D) ꓱhi p(hi) ꓥ g(hi)    ‘There exists a hat that is both owned by Pinocchio and is green’

E) ¬ꓱhi p(hi) ꓥ g(hi)    ‘A hat that is both owned by Pinocchio and is green does not exist

(We use X to refer to “ꓯhi p(hi)→g(hi)” for the sake of brevity)

The approach we took in our work was to note that if Pinocchio says X then X is a lie and thus ¬X is true, and if the negation of X implies any of the options is a tautology then the corresponding statement is a valid conclusion from (1) and (2) above. We created a test universe comprising of only two hats and examined the truth table (Table 3) to see if any of the statements were false in any of the models.

We therefore need to negate Pinocchio’s statement X (ꓯhi p(hi)→g(hi)). The first thing to mention is that when negating a sentence that contains the quantifier ꓯ, the ꓯ is replaced with ꓱ. Then, the negation of an implication Q→R can be written as follows:

¬(Q→R) ↔ Q ꓥ ¬R

So, the negation of Pinocchio’s statement reads:

¬X ↔ ¬(ꓯhi p(hi) → g(hi)) ↔ ꓱhi p(hi) ꓥ ¬g(hi)

Table 3: Truth table evaluating the truth value of statements of the form ¬X→Y, where Y represents the proposed conclusions A, B, C, D and E. Only ¬X→A is true in all possible cases and is therefore a tautology.
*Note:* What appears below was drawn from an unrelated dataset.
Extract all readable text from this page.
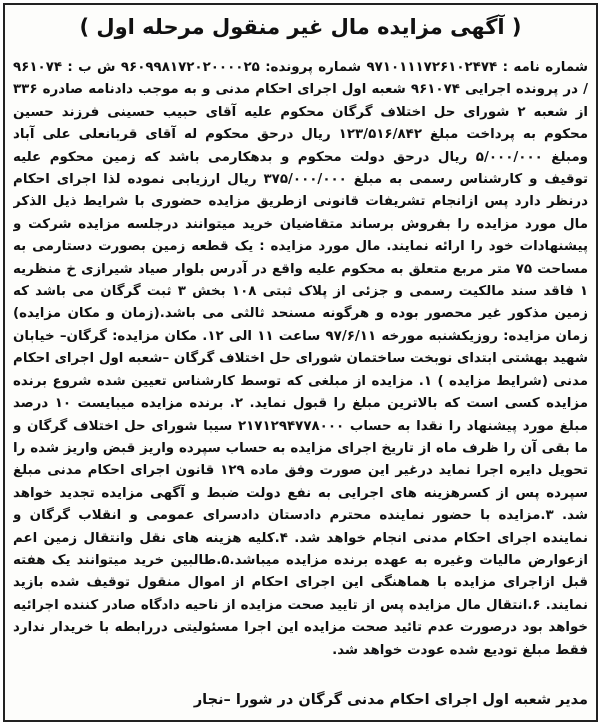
( آگهی مزایده مال غیر منقول مرحله اول )

شماره نامه : ۹۷۱۰۱۱۱۷۲۶۱۰۲۴۷۴ شماره پرونده: ۹۶۰۹۹۸۱۷۲۰۲۰۰۰۰۲۵ ش ب : ۹۶۱۰۷۴ / در پرونده اجرایی ۹۶۱۰۷۴ شعبه اول اجرای احکام مدنی و به موجب دادنامه صادره ۳۳۶ از شعبه ۲ شورای حل اختلاف گرگان محکوم علیه آقای حبیب حسینی فرزند حسین محکوم به پرداخت مبلغ ۱۲۳/۵۱۶/۸۴۲ ریال درحق محکوم له آقای قربانعلی علی آباد ومبلغ ۵/۰۰۰/۰۰۰ ریال درحق دولت محکوم و بدهکارمی باشد که زمین محکوم علیه توقیف و کارشناس رسمی به مبلغ ۳۷۵/۰۰۰/۰۰۰ ریال ارزیابی نموده لذا اجرای احکام درنظر دارد پس ازانجام تشریفات قانونی ازطریق مزایده حضوری با شرایط ذیل الذکر مال مورد مزایده را بفروش برساند متقاضیان خرید میتوانند درجلسه مزایده شرکت و پیشنهادات خود را ارائه نمایند. مال مورد مزایده : یک قطعه زمین بصورت دستارمی به مساحت ۷۵ متر مربع متعلق به محکوم علیه واقع در آدرس بلوار صیاد شیرازی خ منظریه ۱ فاقد سند مالکیت رسمی و جزئی از پلاک ثبتی ۱۰۸ بخش ۳ ثبت گرگان می باشد که زمین مذکور غیر محصور بوده و هرگونه مسنحد ثالثی می باشد.(زمان و مکان مزایده) زمان مزایده: روزیکشنبه مورخه ۹۷/۶/۱۱ ساعت ۱۱ الی ۱۲. مکان مزایده: گرگان– خیابان شهید بهشتی ابتدای نوبخت ساختمان شورای حل اختلاف گرگان –شعبه اول اجرای احکام مدنی (شرایط مزایده ) ۱. مزایده از مبلغی که توسط کارشناس تعیین شده شروع برنده مزایده کسی است که بالاترین مبلغ را قبول نماید. ۲. برنده مزایده میبایست ۱۰ درصد مبلغ مورد پیشنهاد را نقدا به حساب ۲۱۷۱۲۹۴۷۷۸۰۰۰ سیبا شورای حل اختلاف گرگان و ما بقی آن را ظرف ماه از تاریخ اجرای مزایده به حساب سپرده واریز قبض واریز شده را تحویل دایره اجرا نماید درغیر این صورت وفق ماده ۱۲۹ قانون اجرای احکام مدنی مبلغ سپرده پس از کسرهزینه های اجرایی به نفع دولت ضبط و آگهی مزایده تجدید خواهد شد. ۳.مزایده با حضور نماینده محترم دادستان دادسرای عمومی و انقلاب گرگان و نماینده اجرای احکام مدنی انجام خواهد شد. ۴.کلیه هزینه های نقل وانتقال زمین اعم ازعوارض مالیات وغیره به عهده برنده مزایده میباشد.۵.طالبین خرید میتوانند یک هفته قبل ازاجرای مزایده با هماهنگی این اجرای احکام از اموال منقول توقیف شده بازید نمایند. ۶.انتقال مال مزایده پس از تایید صحت مزایده از ناحیه دادگاه صادر کننده اجرائیه خواهد بود درصورت عدم تائید صحت مزایده این اجرا مسئولیتی دررابطه با خریدار ندارد فقط مبلغ تودیع شده عودت خواهد شد.

مدیر شعبه اول اجرای احکام مدنی گرگان در شورا –نجار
Thus A is the only valid conclusion from the premises (1) and (2).

From Table 3 we can gather that (¬X→B), (¬X→ C), (¬X→ D), and (¬X→E) are not tautologies, since they contain some falsehoods (they are false in some rows or ‘models’). However, (¬X→A) is a tautology in this universe consisting of two hats as it contains only truths in every row (in every ‘model’).

Is this hold if we increase the number of hats arbitrarily? Yes! The way in which we can prove that ¬X→A is a tautology for any number of hats is with the use of the truth table for implication (see the first 3 columns of Table 2). Notice that whenever statement Q is false the statement Q→R is still true. This was mentioned in the video by Presh Talwalker but perhaps not explained fully. What this means is that when the ‘antecedent’ Q is false the ‘consequent’ R is vacuously true; because the statement holds no information it is impossible to prove false and is thus considered true within classical logic. We can apply this to the case of ¬X→A as it is only false in the case of ¬X being true and A being false. This allows us to prove A is a tautology in the following way. A is only false when P owns no hats, however, in that case ¬X is also false because P has to own a hat for ¬X to be true. Therefore whenever A is false ¬X is also false and the implication is true for all possible cases and A can be deemed true.


Although we came to the same logical conclusion as Presh did in his video, we have accomplished it in what we think is a more logical way. We have delved further into formal logic and have applied first order logic which was left unmentioned in the video. If, like us, you were initially confused by the proposed solution, hopefully this blog post has made both the question and the solution more clear.